Capítulo II - Os papeis

Tentou controlar um impulso persistente de desligar o telemóvel enquanto ouvia os gritos incessantes do outro lado da linha.

“Prima, ouça-me!” Sempre tratou a prima por você, um hábito antiquado adquirido ainda em criança por imposição do pai. O castigo por não o fazer seria demasiado terrível.

“Não vou ouvir coisa nenhuma Lucas! Não admito que te recuses a lá voltar, nem mesmo por uma única noite!” Os berros persistiam e a dor de cabeça, resultante das bebidas a mais da noite anterior, agravava-se.

“Pois admita! Não tenho qualquer intenção de voltar aquela casa!!” Retorquiu.

“Valha-me a Santa, rapaz! Que raio tens tu contra aquele sítio?!” A verdade é que nem ele sabia ao certo. Aquela casa dava-lhe a sensação de morte iminente, a sensação que nada de bom aconteceria enquanto permanecesse nela! Talvez o que aconteceu com o seu pai tenha contribuído para a sensação de desconforto total apenas ao pensar em ter de ir lá passar uma noite. A ausência de resposta à pergunta levou a um silêncio que prevaleceu uns segundos longos. A prima, que havia retomado a gritaria de ainda à pouco, foi interrompida.

“Eu vou pedir ao meu advogado para rever os papéis.”

“Por muitas revisões que ele lhes faça não vai mudar nada. Os papeis são claro!”

“Eu trato do assunto, não se massacre mais! Tenha um bom dia prima.” E desligou o telemóvel, sucumbindo, finalmente, ao impulso latente e antes que ela pudesse ripostar a sua decisão.

“Chegamos ao Plaza, senhor” Informou-lhe o taxista com um certo desdém. Pagou-lhe e saiu do carro. A carteira adquiriu uma estranha leveza, o taxista tinha-lhe cobrado dinheiro a mais.

Abriu a porta do quarto e, logo, reparou que a quantidade de mensagens e recados que o esperavam, pacientemente, na cómoda era nada mais que ridícula. Inspirou profundamente esperando que o ar lhe mudasse o espírito. Pegou nas mensagens e leu-as frivolamente, não havia assuntos importantes ou urgentes, por isso tudo o resto esperaria. Refastelou-se no sofá e decidiu-se a ligar ao advogado.

Marcou o número no telemóvel lentamente, como se os dedos lhe pesassem ou as teclas se tivessem tornado demasiado pequenas para as manusear com precisão.
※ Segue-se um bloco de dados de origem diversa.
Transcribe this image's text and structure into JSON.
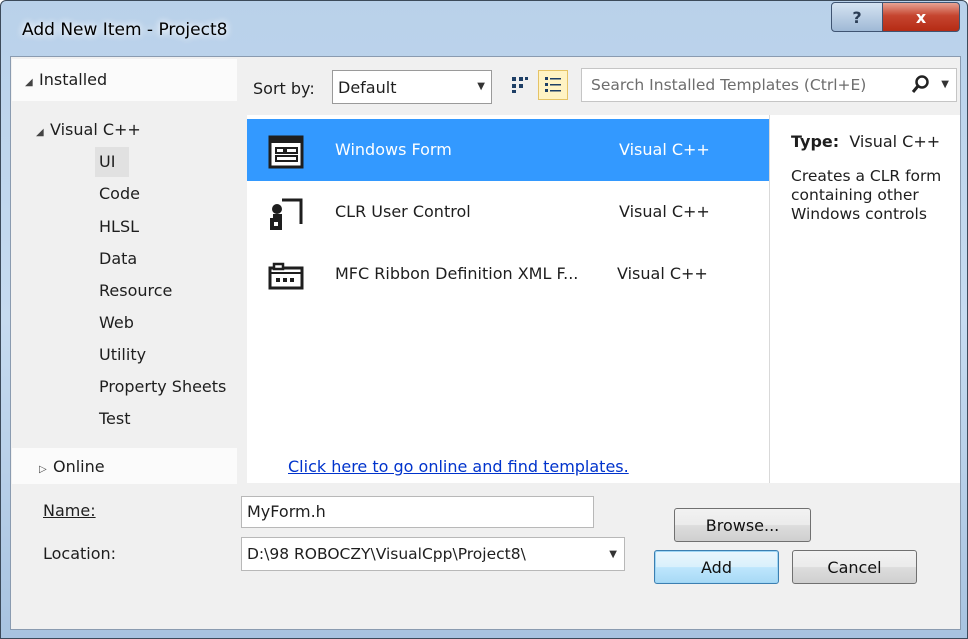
{
  "window": {
    "title": "Add New Item - Project8",
    "help_label": "?",
    "close_label": "x"
  },
  "tree": {
    "installed": "Installed",
    "visual_cpp": "Visual C++",
    "children": [
      "UI",
      "Code",
      "HLSL",
      "Data",
      "Resource",
      "Web",
      "Utility",
      "Property Sheets",
      "Test"
    ],
    "selected": "UI",
    "online": "Online"
  },
  "toolbar": {
    "sort_label": "Sort by:",
    "sort_value": "Default",
    "search_placeholder": "Search Installed Templates (Ctrl+E)"
  },
  "templates": [
    {
      "name": "Windows Form",
      "language": "Visual C++",
      "icon": "windows-form-icon",
      "selected": true
    },
    {
      "name": "CLR User Control",
      "language": "Visual C++",
      "icon": "user-control-icon",
      "selected": false
    },
    {
      "name": "MFC Ribbon Definition XML F...",
      "language": "Visual C++",
      "icon": "ribbon-icon",
      "selected": false
    }
  ],
  "online_link": "Click here to go online and find templates.",
  "details": {
    "type_label": "Type:",
    "type_value": "Visual C++",
    "description": "Creates a CLR form containing other Windows controls"
  },
  "form": {
    "name_label": "Name:",
    "name_value": "MyForm.h",
    "location_label": "Location:",
    "location_value": "D:\\98 ROBOCZY\\VisualCpp\\Project8\\"
  },
  "buttons": {
    "browse": "Browse...",
    "add": "Add",
    "cancel": "Cancel"
  },
  "colors": {
    "selection": "#3399ff",
    "link": "#0033cc",
    "dialog_bg": "#f0f0f0"
  }
}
Por fim, levou o telemóvel ao ouvido e esperou. Tocou… Tocou… Tocou…

“Maurício, liga-me quando receberes esta mensagem. Vou mandar-te a cópia de uns papeis por fax, precisos que os vejas. Encontra-lhes alguma falha!”.

A prima, mais velha uns anos e com quem a relação era pouca, tinha-lhe enviado o testamento do velho, do seu pai. Segundo tal documento a casa era sua…

O silêncio, que pensava obter ao evitar continuar no telemóvel com a prima histérica, revelou-se falso, conseguia ouvir, claramente, o ressonar do vizinho do lado através da parede do quarto. Não conseguiu impedir que uma raiva nascesse violentamente no seu âmago. Para que raio andava a pagar quantias absurdas por um quarto de hotel, se nem podia ter o sossego por que tanto ansiava?!

“Merda para isto!!!!!”

Tentou, em vão, acordar o vizinho, ou fazê-lo parar com aquele barulho estridente, ao bater repetidamente na parede que os separava. Sabia que não era a ausência de paz que lhe fomentava a cólera, mas com grado os direccionava para o vizinho, que continuava a ressonar que nem um belo de um porco, na gerência do hotel, nos construtores, em tudo! Desistiu, por fim, quando as mãos lhe estavam já vermelhas, de modo a nem as sentir.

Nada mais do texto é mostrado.